A grand renfort de communication, Gérard Collomb annonce en effet depuis de longues années l’arrivée de nouvelles tours dans le quartier. Il y a quatre ans, au salon spécialisé du MIPIM à Cannes, Gérard Collomb avait annoncé en grandes pompes la construction de deux tours : la tour Eva, haute de 220 mètres (soit un peu plus que la tour InCity), à côté de l’actuelle tour du Crédit Suisse et celle de la tour Silex 2. Au risque peut-être de laisser croire que le quartier entier allait être progressivement constellé de gratte-ciel.

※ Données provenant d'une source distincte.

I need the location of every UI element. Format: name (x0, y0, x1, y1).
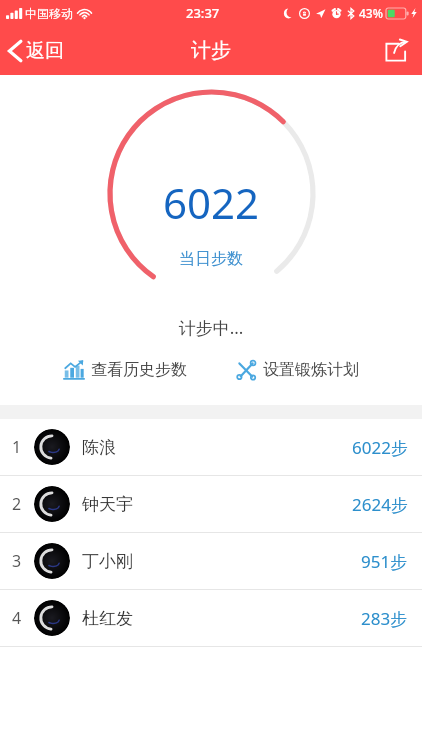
staticText: 2624步 (352, 493, 408, 516)
button[interactable]: 4 (0, 590, 422, 646)
staticText: 951步 (361, 550, 408, 573)
staticText: 计步中... (0, 316, 422, 339)
staticText: 丁小刚 (82, 551, 133, 572)
staticText: 返回 (26, 39, 64, 63)
staticText: 设置锻炼计划 (263, 360, 359, 380)
staticText: 1 (12, 436, 22, 458)
staticText: 4 (12, 607, 22, 629)
staticText: 查看历史步数 (91, 360, 187, 380)
button[interactable]: 1 (0, 419, 422, 475)
staticText: 6022 (163, 174, 260, 231)
button[interactable]: 3 (0, 533, 422, 589)
button[interactable]: 2 (0, 476, 422, 532)
staticText: 钟天宇 (82, 494, 133, 515)
staticText: 陈浪 (82, 437, 116, 458)
staticText: 杜红发 (82, 608, 133, 629)
button[interactable]: 分享 (370, 26, 422, 75)
staticText: 计步 (191, 38, 231, 63)
button[interactable]: 查看历史步数 (57, 355, 193, 385)
button[interactable]: 返回 (0, 26, 76, 75)
button[interactable]: 设置锻炼计划 (229, 355, 365, 385)
staticText: 中国移动 (25, 6, 73, 21)
staticText: 283步 (361, 607, 408, 630)
staticText: 6022步 (352, 436, 408, 459)
staticText: 当日步数 (179, 249, 243, 269)
staticText: 2 (12, 493, 22, 515)
staticText: 43% (359, 5, 383, 21)
staticText: 23:37 (186, 4, 220, 22)
staticText: 3 (12, 550, 22, 572)
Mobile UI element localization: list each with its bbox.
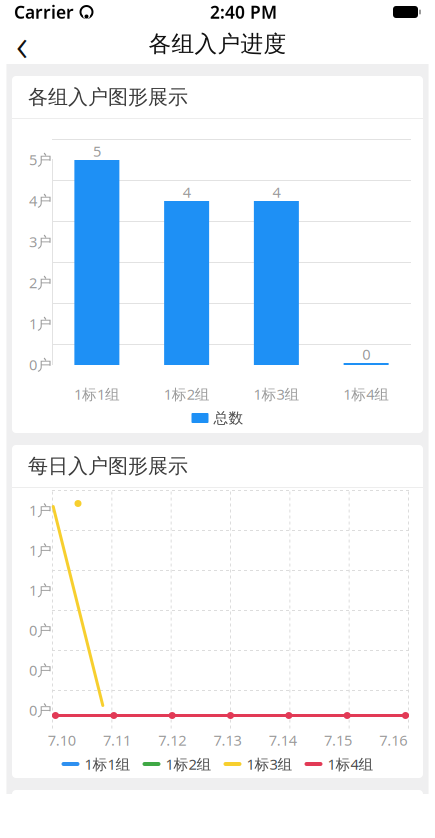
staticText: 0 [362,344,370,364]
staticText: 1户 [29,580,52,600]
staticText: 5 [93,141,101,161]
staticText: 7.10 [48,730,76,750]
staticText: 7.15 [324,730,352,750]
staticText: 1户 [29,540,52,560]
staticText: 7.11 [103,730,131,750]
staticText: ‹ [16,14,28,74]
staticText: 0户 [29,355,52,374]
staticText: 各组入户图形展示 [28,85,188,109]
staticText: 1标1组 [84,754,130,774]
staticText: 1标4组 [328,754,374,774]
staticText: 4 [183,182,191,202]
staticText: 0户 [29,660,52,680]
staticText: 1标2组 [166,754,212,774]
staticText: 1标1组 [74,384,120,404]
staticText: 7.14 [269,730,297,750]
staticText: 1户 [29,500,52,520]
staticText: 总数 [214,409,244,427]
staticText: 7.16 [379,730,407,750]
staticText: 4户 [29,191,52,210]
staticText: 7.13 [214,730,242,750]
staticText: 1标3组 [253,384,299,404]
staticText: 0户 [29,620,52,640]
staticText: 1标2组 [164,384,210,404]
staticText: 1标3组 [246,754,292,774]
staticText: 每日入户图形展示 [28,454,188,478]
staticText: 1户 [29,314,52,333]
staticText: 7.12 [158,730,186,750]
staticText: 3户 [29,232,52,251]
staticText: 各组入户进度 [148,30,286,58]
button[interactable]: Back [0,24,44,64]
staticText: 4 [272,182,280,202]
staticText: 2户 [29,273,52,292]
staticText: 1标4组 [343,384,389,404]
staticText: 5户 [29,150,52,169]
staticText: 0户 [29,700,52,720]
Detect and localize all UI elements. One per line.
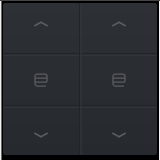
other: Blind 2 stop bbox=[111, 71, 127, 89]
button[interactable]: Blind 2 up bbox=[81, 3, 157, 53]
other: Blind 2 down bbox=[110, 130, 128, 140]
other: Blind 1 up bbox=[32, 19, 50, 29]
other: Blind 1 down bbox=[32, 130, 50, 140]
button[interactable]: Blind 1 down bbox=[3, 107, 79, 155]
other: Blind 1 stop bbox=[33, 71, 49, 89]
button[interactable]: Blind 2 stop bbox=[81, 55, 157, 105]
button[interactable]: Blind 1 stop bbox=[3, 55, 79, 105]
other: Blind 2 up bbox=[110, 19, 128, 29]
button[interactable]: Blind 2 down bbox=[81, 107, 157, 155]
button[interactable]: Blind 1 up bbox=[3, 3, 79, 53]
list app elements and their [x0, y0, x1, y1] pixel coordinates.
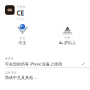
staticText: 语言 — [20, 36, 26, 40]
staticText: 年龄 — [64, 36, 70, 39]
staticText: 开发商 — [17, 5, 26, 8]
staticText: 兼容性 — [5, 57, 14, 60]
staticText: ✓ — [81, 61, 85, 67]
staticText: 支持语言 — [5, 71, 17, 74]
staticText: Corp. — [17, 18, 25, 21]
staticText: 可在您的所有 iPhone 设备上使用 — [5, 61, 62, 66]
staticText: 4+ 岁以上 — [59, 40, 76, 45]
staticText: CE — [17, 9, 25, 18]
staticText: 中文 — [18, 40, 26, 45]
staticText: 简体中文及其他 … — [5, 75, 37, 80]
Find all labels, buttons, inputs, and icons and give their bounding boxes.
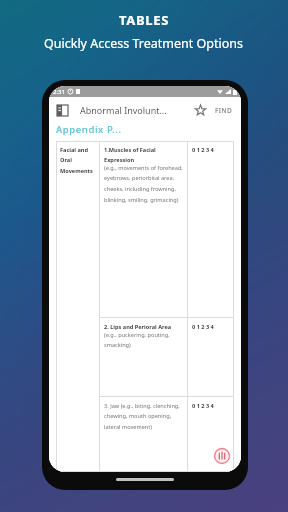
- staticText: (e.g., movements of forehead, eyebrows, …: [104, 164, 183, 204]
- staticText: FIND: [215, 106, 233, 115]
- staticText: 2:31: [53, 88, 65, 96]
- staticText: Quickly Access Treatment Options: [44, 35, 244, 52]
- staticText: (e.g., puckering, pouting, smacking): [104, 331, 183, 349]
- staticText: Appendix P...: [56, 123, 122, 136]
- staticText: Abnormal Involunt...: [80, 104, 167, 116]
- staticText: Facial and Oral Movements: [60, 146, 96, 175]
- staticText: 0 1 2 3 4: [192, 146, 214, 154]
- button[interactable]: FIND: [213, 102, 235, 119]
- staticText: 0 1 2 3 4: [192, 402, 214, 410]
- button[interactable]: Bookmark: [193, 103, 208, 118]
- staticText: 0 1 2 3 4: [192, 323, 214, 331]
- staticText: 1.Muscles of Facial Expression: [104, 146, 183, 164]
- button[interactable]: Assessment tools: [213, 447, 231, 465]
- staticText: 3. Jaw (e.g., biting, clenching, chewing…: [104, 402, 183, 431]
- staticText: TABLES: [119, 11, 170, 29]
- button[interactable]: Table of contents: [55, 103, 69, 117]
- staticText: 2. Lips and Perioral Area: [104, 323, 172, 331]
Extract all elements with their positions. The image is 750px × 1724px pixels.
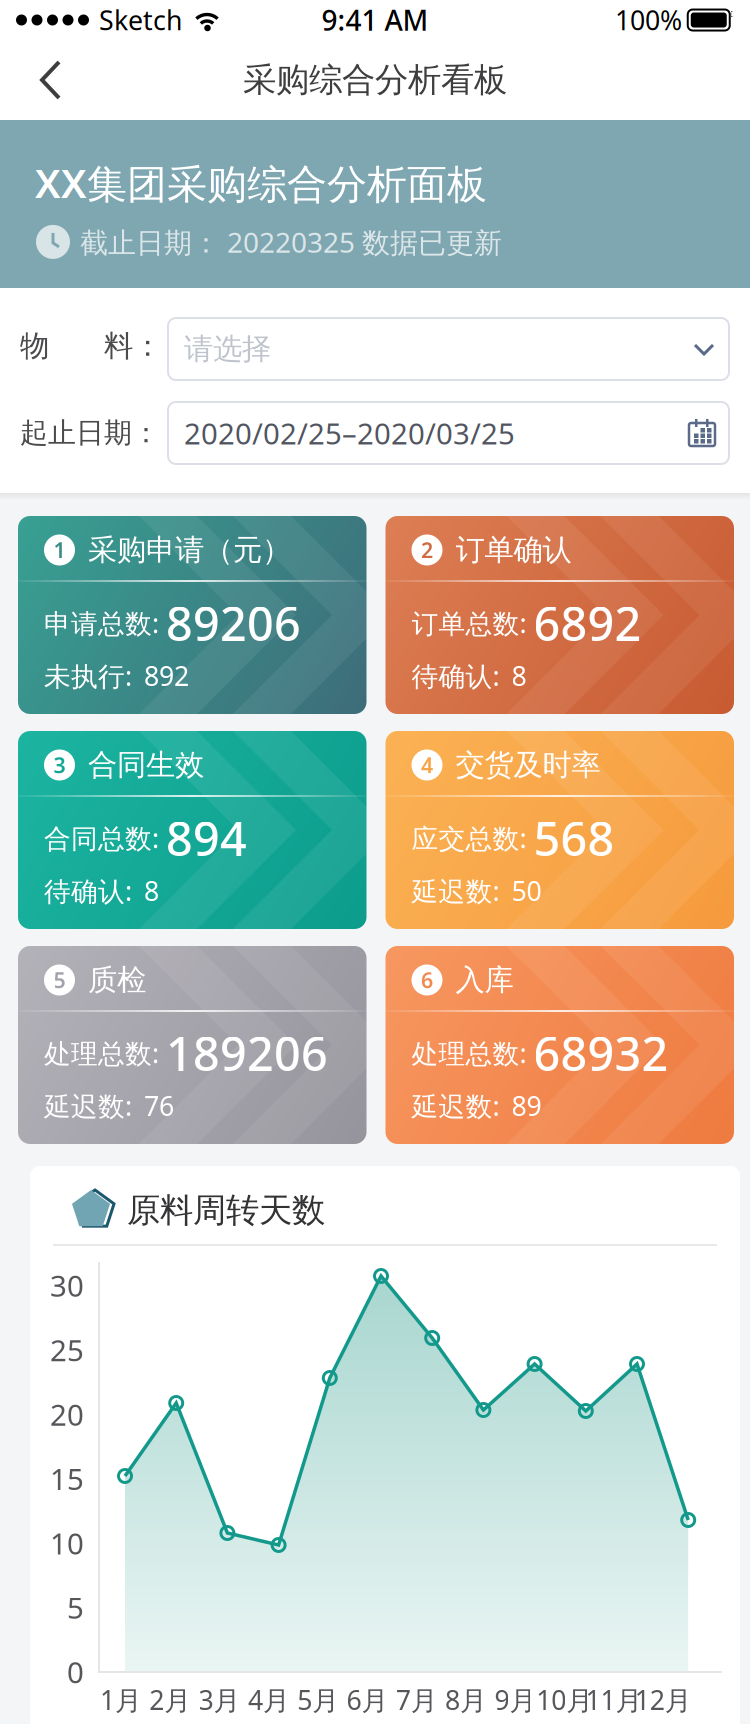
staticText: 568 [534,807,614,869]
staticText: 100% [615,2,682,38]
staticText: 3月 [199,1682,241,1717]
staticText: 894 [166,807,247,869]
staticText: 6月 [346,1682,388,1717]
button[interactable]: 5 [18,946,366,1144]
staticText: 采购申请（元） [88,532,291,568]
staticText: 25 [50,1330,84,1369]
staticText: 申请总数: [44,605,159,641]
staticText: 未执行: [44,658,132,693]
staticText: 合同生效 [88,747,204,783]
staticText: 30 [50,1266,84,1305]
staticText: 9月 [494,1682,536,1717]
button[interactable]: 物料选择 [168,318,729,380]
staticText: 15 [50,1459,84,1498]
staticText: 处理总数: [412,1035,526,1071]
staticText: 起止日期： [20,416,160,450]
button[interactable]: 1 [18,516,366,714]
staticText: 6892 [534,592,642,654]
staticText: 延迟数: [412,873,500,908]
staticText: 1 [54,536,66,564]
staticText: 交货及时率 [456,747,600,783]
staticText: 2月 [149,1682,191,1717]
staticText: 76 [144,1088,174,1123]
staticText: XX集团采购综合分析面板 [35,156,487,209]
staticText: 2 [421,536,433,564]
staticText: 892 [144,658,189,693]
staticText: 订单总数: [412,605,526,641]
staticText: 延迟数: [412,1088,500,1123]
staticText: 12月 [635,1682,692,1717]
button[interactable]: 3 [18,731,366,929]
staticText: 质检 [88,962,146,998]
staticText: 89206 [166,592,301,654]
staticText: 8 [512,658,526,693]
staticText: 11月 [586,1682,642,1717]
staticText: 原料周转天数 [127,1190,325,1231]
staticText: 20 [50,1395,84,1434]
staticText: 请选择 [184,331,271,367]
staticText: 1月 [100,1682,142,1717]
button[interactable]: 6 [386,946,734,1144]
staticText: 9:41 AM [322,1,428,39]
staticText: 应交总数: [412,820,526,856]
staticText: 6 [421,966,433,994]
staticText: Sketch [99,2,182,38]
staticText: 189206 [166,1022,328,1084]
staticText: 68932 [534,1022,668,1084]
staticText: 处理总数: [44,1035,159,1071]
staticText: 10 [50,1524,84,1563]
button[interactable]: 返回 [0,57,64,103]
staticText: 89 [512,1088,542,1123]
staticText: 入库 [456,962,514,998]
staticText: 采购综合分析看板 [243,60,507,100]
staticText: 订单确认 [456,532,572,568]
staticText: 物 [20,328,49,364]
staticText: 4 [421,751,433,779]
staticText: 10月 [536,1682,593,1717]
staticText: 5月 [297,1682,339,1717]
button[interactable]: 起止日期选择 [168,402,729,464]
button[interactable]: 4 [386,731,734,929]
staticText: 待确认: [44,873,132,908]
staticText: 8月 [445,1682,487,1717]
staticText: 截止日期： 20220325 数据已更新 [80,223,502,260]
staticText: 5 [54,966,66,994]
staticText: 合同总数: [44,820,159,856]
staticText: 50 [512,873,542,908]
staticText: 3 [54,751,66,779]
staticText: 料： [104,328,162,364]
staticText: 5 [67,1588,84,1627]
staticText: 7月 [396,1682,438,1717]
staticText: 4月 [248,1682,290,1717]
staticText: 8 [144,873,159,908]
staticText: 延迟数: [44,1088,132,1123]
staticText: 2020/02/25–2020/03/25 [184,414,515,452]
button[interactable]: 2 [386,516,734,714]
staticText: 待确认: [412,658,500,693]
staticText: 0 [67,1652,84,1691]
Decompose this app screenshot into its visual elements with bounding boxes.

La « skyline », Gérard Collomb n’a eu de cesse d’en parler durant son second mandat. Et à chaque édition du Mipim ou presque, il annonce la construction d’une tour. Après la Tour Eva en 2011, il annonçait ainsi le projet Two Lyon en 2012, deux bâtiments mitoyens de bureaux et d’hôtellerie dont un immeuble de grande hauteur, à la sortie de la gare du côté sud de la place Béraudier.
« On a peut-être mal communiqué à ce moment-là et laissé s’installer l’idée d’un quartier de tours. Mais le projet ce n’est pas uniquement les tours », indique Ludovic Boyron, directeur de la SPL Lyon Part-Dieu (Société Publique Locale) qui porte le projet pour le compte de la collectivité.
Michel Le Faou, vice-président de la Métropole de Lyon en charge de l’urbanisme, parle lui de « redessiner l’image de Lyon avec quelques éléments hauts ». Plus que le nombre, c’est la densité à laquelle il dit être plus attentif pour l’harmonie du quartier mais aussi peut-être pour ne pas trop effrayer.
« Il n’y aura pas une multitude de tours, la Part-Dieu ne sera pas Manhattan. Il ne faut pas rapprocher les tours les unes des autres. De toute façon, il y a une limite de territoire. Ce qui est sûr c’est que d’ici 2030-2035, il y aura d’autres tours à la Part-Dieu. »
Mais pas tout de suite.
« Le débat public n’a pas lieu »
Il faut dire que pour les commissaires enquêteurs, qui ont étudié les modifications du PLU (plan local d’urbanisme) de la Métropole de Lyon et notamment le projet Part-Dieu, la collectivité n’a pas suffisamment informé sur ces projets de grande hauteur et a même semblé les « éviter opportunément ».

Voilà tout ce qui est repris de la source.